L’affaire du chasseur sans tête retrouvé le jour de Noël 1995, un mystère sur le point d’être résolu ?

MAUVAIS CONTE DE NOELLe 25 décembre 1995, deux chasseurs de l’Allier découvrent dans un petit fossé, à proximité d’une route, un cadavre décapité. Si la victime est rapidement identifiée - Christophe Doire, un homme de 28 ans – les investigations sont toujours en cours
Le corps de Christophe Doire (au centre) a été découvert décapité le jour de Noël 1995. Sa veuve, Maria, a été mise en examen près de 27 ans après.
Le corps de Christophe Doire (au centre) a été découvert décapité le jour de Noël 1995. Sa veuve, Maria, a été mise en examen près de 27 ans après.  - Collection Personnelle / 20 Minutes
Caroline Politi

Caroline Politi

L'essentiel

  • Oubliez les belles histoires de Noël, assis au coin du feu. Cette année, 20 Minutes se plonge dans les faits divers les plus marquants survenus à cette période.
  • Le 25 décembre 1995, le corps sans tête de Christophe Doire est découvert dans une forêt de l’Allier. Pendant près de vingt-huit ans, ce meurtre sordide restera une énigme.
  • En 2022, l’affaire prend un tournant inattendu : la veuve du défunt est mise en examen pour meurtre. Elle nie les faits.

Ce 25 décembre 1995, le soleil se lève à peine lorsqu’un coup de téléphone interrompt une permanence bien calme à la gendarmerie de Busset, dans l’Allier. A l’heure où les enfants sont affairés à déballer leurs cadeaux, deux chasseurs viennent de découvrir un corps gisant en contrebas de la route départementale 121, au cœur de l’épaisse forêt du Vernet. Non, cela ne peut pas être un accident, ni même un suicide, assurent-ils aux militaires au bout du fil. Ils en sont certains. Le cadavre, un chasseur si l’on en croit ses vêtements, a été décapité.

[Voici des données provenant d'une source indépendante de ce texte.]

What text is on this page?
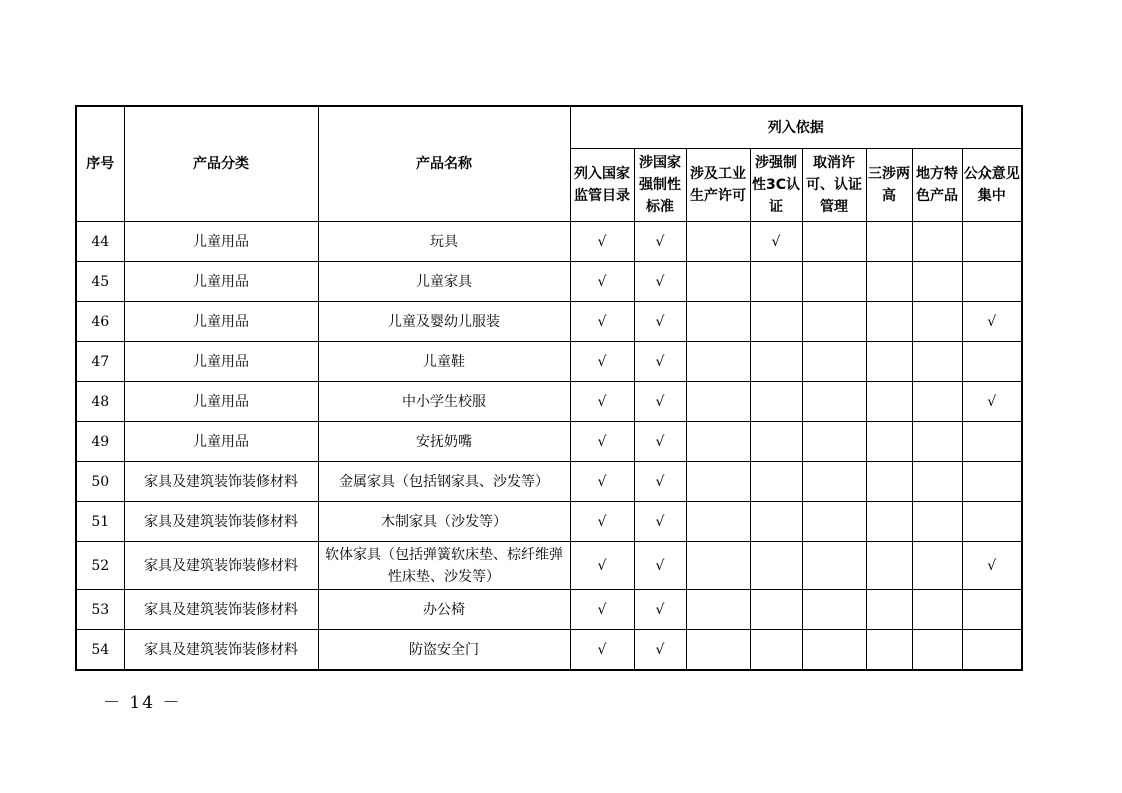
序号	产品分类	产品名称	列入依据							
			列入国家监管目录	涉国家强制性标准	涉及工业生产许可	涉强制性3C认证	取消许可、认证管理	三涉两高	地方特色产品	公众意见集中
44	儿童用品	玩具	√	√		√				
45	儿童用品	儿童家具	√	√						
46	儿童用品	儿童及婴幼儿服装	√	√						√
47	儿童用品	儿童鞋	√	√						
48	儿童用品	中小学生校服	√	√						√
49	儿童用品	安抚奶嘴	√	√						
50	家具及建筑装饰装修材料	金属家具（包括钢家具、沙发等）	√	√						
51	家具及建筑装饰装修材料	木制家具（沙发等）	√	√						
52	家具及建筑装饰装修材料	软体家具（包括弹簧软床垫、棕纤维弹性床垫、沙发等）	√	√						√
53	家具及建筑装饰装修材料	办公椅	√	√						
54	家具及建筑装饰装修材料	防盗安全门	√	√						
－ 14 －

A peine arrivés sur place, les gendarmes se rendent compte que ce fossé n’est pas la scène de crime. Le corps a été entièrement vidé de son sang, mais le sol n’en est pas maculé. Surtout, malgré d’intenses recherches, la tête de la victime n’est pas retrouvée. Elle ne le sera jamais. L’homme est toutefois rapidement identifié grâce à ses papiers d’identité retrouvés dans sa veste. Christophe Doire, un père de famille de 28 ans, dont la femme Maria a signalé la disparition le lundi 18 décembre. En réalité, cela faisait déjà deux jours que plus personne ne l’a vu. Le samedi soir, le 16, il est allé voir un match de foot chez son frère, Olivier. Il est reparti vers 23 heures. Le lendemain, il devait aller chasser mais a fait faux bond à ses partenaires. Mais la jeune femme explique que son mari disparaît parfois un jour ou deux, raison pour laquelle elle a attendu avant de faire un signalement.

La piste des chasseurs

Les enquêteurs privilégient rapidement la piste d’un règlement de compte entre chasseurs. Christophe Doire est, de l’avis de tous, un chasseur hors pair. Cet employé des abattoirs de Vichy y passe tout son temps libre, quitte à délaisser sa femme et leur fils, Anthony, âgé de 9 ans en 1995. Quitte aussi à s’aventurer sur des domaines réservés ou à ne pas respecter les quotas, ce qui a le don d’agacer au plus haut point les chasseurs du coin. Sa veuve rapporte que le jour de sa disparition, sa chienne de chasse préférée, Flora, a disparu, probablement volée à leur domicile. Un homme, Dominique M., est rapidement soupçonné. D’être l’auteur du vol de chien, d’abord. Et du meurtre, surtout. L’homme sera placé deux fois en garde à vue mais toujours relâché sans charges.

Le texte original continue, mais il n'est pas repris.